В полк к Дутову прибыли две пулеметчицы – ладные казачки с погонами урядников.
Дутов озадаченно повертел их документы в руках:
– Видать, плохи наши дела, раз баб стали брать в солдаты…
Казачки были выпускницами пулеметных курсов, созданных при одной из московских школ прапорщиков. Услышав недовольное брюзжание командира полка, они вытянулись, старшая из них – смуглолицая, с темным румянцем на тугих щеках, отрапортовала:
– Никак нет, ваше высокоблагородие, на фронте дела идут нормально… А в солдаты мы пошли добровольно!
Фамилия лихой пулеметчицы была Богданова, и неожиданная догадка мелькнула в голове у Дутова:
– У нас в пешей команде служили Богдановы, два брата…
Казачка улыбнулась зубасто, весело:
– Старший из них, Егорий, был моим мужем.
– А младший, Иван, – моим женихом, – вытянулась вторая казачка.
На лицах пулеметчиц – ни тени печали, только отрытые, во все зубы, улыбки. К смерти они относились как к чему-то очень обыденному, рядовому: чему быть, того не миновать.
Дутов отвел глаза в сторону, словно чувствовал собственную вину за гибель братьев Богдановых, едва приметно вздохнул:
– Хорошие были казаки.
Авдотья Богданова запоздало погасила улыбку:
– Побывать бы на их могилах…
– Это далеко отсюда – на реке Прут. Кончится война – обязательно поедете туда.
У Дутова родилась и угасла досадная мысль, что к той поре могил может и не быть, их сотрет время. Мысль вызвала неприятный осадок – слаб человек, который не может оставить после себя память.
– Хотелось бы поехать… – произнесла Авдотья коротко и горько.
– Все впереди, – успокоил ее Дутов, предложил: – Приглашаю вас на чашку чая.
В небольшой темной комнате стол был застелен серой льняной скатертью – новый денщик, заменивший Еремея, старался лицом в грязь не ударить. Посреди стола стоял самовар, рядом – блюдо с жесткими, маслянистого цвета сушками и оловянная немецкая миска, в которую горкой был насыпан колотый желтоватый сахар.

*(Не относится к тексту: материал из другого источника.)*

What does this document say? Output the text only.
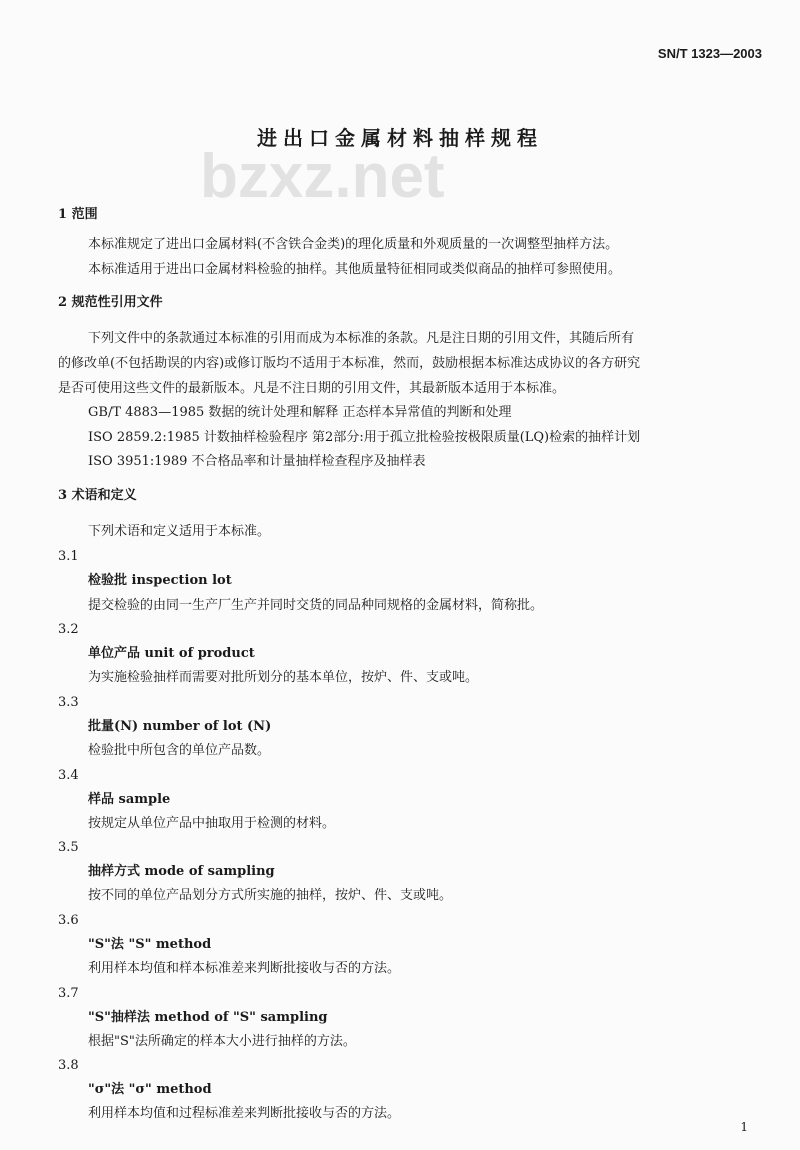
SN/T 1323—2003
bzxz.net
进出口金属材料抽样规程
1 范围
本标准规定了进出口金属材料(不含铁合金类)的理化质量和外观质量的一次调整型抽样方法。
本标准适用于进出口金属材料检验的抽样。其他质量特征相同或类似商品的抽样可参照使用。
2 规范性引用文件
下列文件中的条款通过本标准的引用而成为本标准的条款。凡是注日期的引用文件，其随后所有
的修改单(不包括勘误的内容)或修订版均不适用于本标准，然而，鼓励根据本标准达成协议的各方研究
是否可使用这些文件的最新版本。凡是不注日期的引用文件，其最新版本适用于本标准。
GB/T 4883—1985 数据的统计处理和解释 正态样本异常值的判断和处理
ISO 2859.2:1985 计数抽样检验程序 第2部分:用于孤立批检验按极限质量(LQ)检索的抽样计划
ISO 3951:1989 不合格品率和计量抽样检查程序及抽样表
3 术语和定义
下列术语和定义适用于本标准。
3.1
检验批 inspection lot
提交检验的由同一生产厂生产并同时交货的同品种同规格的金属材料，简称批。
3.2
单位产品 unit of product
为实施检验抽样而需要对批所划分的基本单位，按炉、件、支或吨。
3.3
批量(N) number of lot (N)
检验批中所包含的单位产品数。
3.4
样品 sample
按规定从单位产品中抽取用于检测的材料。
3.5
抽样方式 mode of sampling
按不同的单位产品划分方式所实施的抽样，按炉、件、支或吨。
3.6
"S"法 "S" method
利用样本均值和样本标准差来判断批接收与否的方法。
3.7
"S"抽样法 method of "S" sampling
根据"S"法所确定的样本大小进行抽样的方法。
3.8
"σ"法 "σ" method
利用样本均值和过程标准差来判断批接收与否的方法。
1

Дутов указал пулеметчицам на стулья:
– Садитесь, сударыни!
Казачки степенно, сделав одинаковые важные лица, сели, привычно оправили на коленях диагоналевые брюки-галифе, проговорили в один голос, как по команде:
– Спасибочки!
– Синего сахара чего-то не видно, – озабоченно проговорил Дутов. – Самый вкусный чай – с синим сахаром…
Пулеметчицы недоуменно переглянулись. Дутов извлек из простого сельского буфета половинку сахарной головы, тяжелым ножом, лежавшим тут же, еще раз располовинил несколькими ловкими ударами, расколол одну из четвертушек на полтора десятка мелких кусочков. Цвет у остатков сахарной головы, твердостью своей схожей с камнем, был голубоватым, как тень, возникшая в солнечную мартовскую пору на снегу.
– Кто из вас первый номер? – спросил Дутов у женщин.
Авдотья подняла руку, как прилежная ученица церковно-приходской школы на уроке у любимого батюшки:
– Я!
– Вы, стало быть, второй номер? – командир полка перевел взгляд на Наталью.
– Второй.
– А первым быть сможете?
– Смогу. Нас этому учили на пулеметных курсах.
– Может быть, я вас тоже переведу в первые номера? А вторыми обеим дам мужчин, чтобы таскали пулеметы.
– Таскать пулеметы мы тоже привыкшие, – сказала Авдотья. Она пила чай из блюдца, картинно отставив мизинец и кидая в рот небольшие крепкие кусочки синего сахара.
– Грешно и неразумно подготовленного пулеметчика использовать на черновой работе второго разряда, – сказал Дутов и отправил в рот крупный голубоватый осколок.
С твердым синим сахаром, который в доме Дутовых еще называли постным, гоняли чаи в трудные дни Великого поста: с одним небольшим кремешком [17] пили порой не менее десяти стаканов… Вообще-то Дутов никогда не экономил на еде, оттого и телом был такой пухлый, но синий сахар он приобретал всегда в первую очередь, а уж потом – все остальное.
Авдотья тем временем переглянулась со своей младшей товаркой и произнесла степенно:
– Как решите, ваше высокоблагородие, так и будет.
– Вот и хорошо, – одобрительно произнес Дутов, сделал крупный гулкий глоток, почувствовал себя неловко – на фронте совсем отвык от общения с представительницами прекрасной половины, взял с тарелки сушку, с хрустом раздавил ее.